In 1982, an overwhelming majority (91 percent) of stories mentioning the Reagan Administration were negative, while in 2009 only 7 percent of Obama Administration mentions were negative.

Unemployment stories in 1982 mentioned the Reagan administration 71 percent of the time, but unemployment stories in 2009 mentioned the Obama administration only 40 percent of the time.

Shame On You, Charles Gibson: The unemployment rate reached 9.4 percent under both Reagan and Obama. But ABC's Charles Gibson covered the identical rate very differently in 1982 and 2009. Gibson told viewers on May 7, 1982, "There really isn't any good news in the statistics. All the numbers are bad." But this year Gibson turned into an optimist, saying on August 7, 2009, that he hoped "the economy may be finally turning the corner."

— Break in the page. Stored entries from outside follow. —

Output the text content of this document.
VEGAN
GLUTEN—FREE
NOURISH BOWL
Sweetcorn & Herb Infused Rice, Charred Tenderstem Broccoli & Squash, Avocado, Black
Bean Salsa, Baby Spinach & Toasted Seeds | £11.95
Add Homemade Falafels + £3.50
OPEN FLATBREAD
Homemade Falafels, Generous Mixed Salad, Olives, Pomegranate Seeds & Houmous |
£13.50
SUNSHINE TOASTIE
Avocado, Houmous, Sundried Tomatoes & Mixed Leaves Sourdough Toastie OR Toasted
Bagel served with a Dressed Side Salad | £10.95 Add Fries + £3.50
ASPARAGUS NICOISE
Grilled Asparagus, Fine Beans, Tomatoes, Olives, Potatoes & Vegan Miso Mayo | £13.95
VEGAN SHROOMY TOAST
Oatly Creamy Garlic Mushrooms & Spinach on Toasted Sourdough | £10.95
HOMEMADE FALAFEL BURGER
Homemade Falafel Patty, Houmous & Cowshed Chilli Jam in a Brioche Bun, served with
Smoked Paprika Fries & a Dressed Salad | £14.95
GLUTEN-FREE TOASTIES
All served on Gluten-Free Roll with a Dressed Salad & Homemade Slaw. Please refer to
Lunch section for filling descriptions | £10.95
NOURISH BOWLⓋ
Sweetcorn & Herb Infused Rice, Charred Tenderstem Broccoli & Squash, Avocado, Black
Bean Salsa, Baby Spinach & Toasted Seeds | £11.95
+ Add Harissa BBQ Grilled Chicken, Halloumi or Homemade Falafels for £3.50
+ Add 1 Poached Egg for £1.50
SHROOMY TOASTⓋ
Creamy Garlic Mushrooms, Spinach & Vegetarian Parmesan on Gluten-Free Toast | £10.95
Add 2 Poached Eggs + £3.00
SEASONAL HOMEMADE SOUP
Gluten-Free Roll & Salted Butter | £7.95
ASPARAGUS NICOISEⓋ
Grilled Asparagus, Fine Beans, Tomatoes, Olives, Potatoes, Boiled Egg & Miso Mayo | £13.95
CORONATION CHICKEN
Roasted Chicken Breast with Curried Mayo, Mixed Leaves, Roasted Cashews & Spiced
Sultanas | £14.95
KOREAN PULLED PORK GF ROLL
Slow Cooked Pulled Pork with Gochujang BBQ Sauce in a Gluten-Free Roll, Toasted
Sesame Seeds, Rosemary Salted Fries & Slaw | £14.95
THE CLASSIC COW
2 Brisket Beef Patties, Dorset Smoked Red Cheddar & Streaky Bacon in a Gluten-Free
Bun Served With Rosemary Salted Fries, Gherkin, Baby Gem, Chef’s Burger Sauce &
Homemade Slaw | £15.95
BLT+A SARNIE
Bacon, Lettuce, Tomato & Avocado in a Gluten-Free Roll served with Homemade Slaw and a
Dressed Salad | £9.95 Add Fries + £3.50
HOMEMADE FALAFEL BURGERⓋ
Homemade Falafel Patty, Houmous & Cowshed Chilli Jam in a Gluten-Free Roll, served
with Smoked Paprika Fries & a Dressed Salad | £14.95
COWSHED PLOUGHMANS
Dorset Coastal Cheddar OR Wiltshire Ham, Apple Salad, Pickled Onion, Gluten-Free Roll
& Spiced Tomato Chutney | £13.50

Instead of using stimulus money to immediately create jobs for millions of unemployed Americans, Obama first gave our taxpayer dollars to the so-called "too big to fail" financial firms, a decision some are calling a bad precedent. It's hard to argue with business journalist John Cassidy, who had this to say in the New Yorker magazine this week:

Since the federal government has now demonstrated that it will do whatever is necessary to prevent the collapse of the largest financial firms, their top executives will have an even greater incentive to enter perilous lines of business. If things turn out well, they will receive big bonuses and the value of their stock options will increase. If things go wrong, the taxpayer will be left to pick up some of the tab.

Compare Obama's strategy to the approach of former president Franklin Roosevelt, who used taxpayer dollars to provide nearly 8 million jobs between 1935 and 1943. FDR's program, while not perfect, employed people to build public buildings, projects, and roads. The program fed children, and redistributed food, clothing and housing. Today almost every community in America has a park, bridge or school constructed by Americans working for FDR's new deal agency, the Work Projects Administration.

Naturally President Obama has agreed that job creation is "the single most important thing we can do," but talk is cheap. Obama predicted the stimulus plan would likely create three to four million jobs, but that hasn't happened yet. Today 15.1 million people are unemployed in the United States, and the number is still growing. Some 52 percent have exhausted state jobless benefits, and some are reaching the end of the makeshift strands of emergency extensions.

But, hey, no worries -- the President and First Lady are appearing on all the TV news broadcasts this week, super-excited about trying to lure the Olympics to Chicago.

Obamanomics isn't just jobless, it's heartless.

* * *

UPDATE 10.02.09 Despite President Obama's whirlwind trip to promote his adopted city, Chicago was eliminated in the first round of International Olympic Committee consideration today.

Meanwhile, upon hearing the grim unemployment numbers, Obama said simply, "We'll just have to grind it out." (Easy for him to say, he's got a job.)

UPDATE 10.03.09 "Wanted: Leadership on Jobs" says the NYTimes editorial staff.

UPDATE 10.04.09 "It's the Unemployment, Stupid" says Robert Kuttner, co-editor of the American Prospect.

UPDATE 10.05.09 "Does Obama Get It?" asks Bob Herbert, NYTimes op/ed columnist.

UPDATE 11.1.09 "Are 650,000 jobs enough?" asks Benjamin F. Carlson at the AtlanticWire.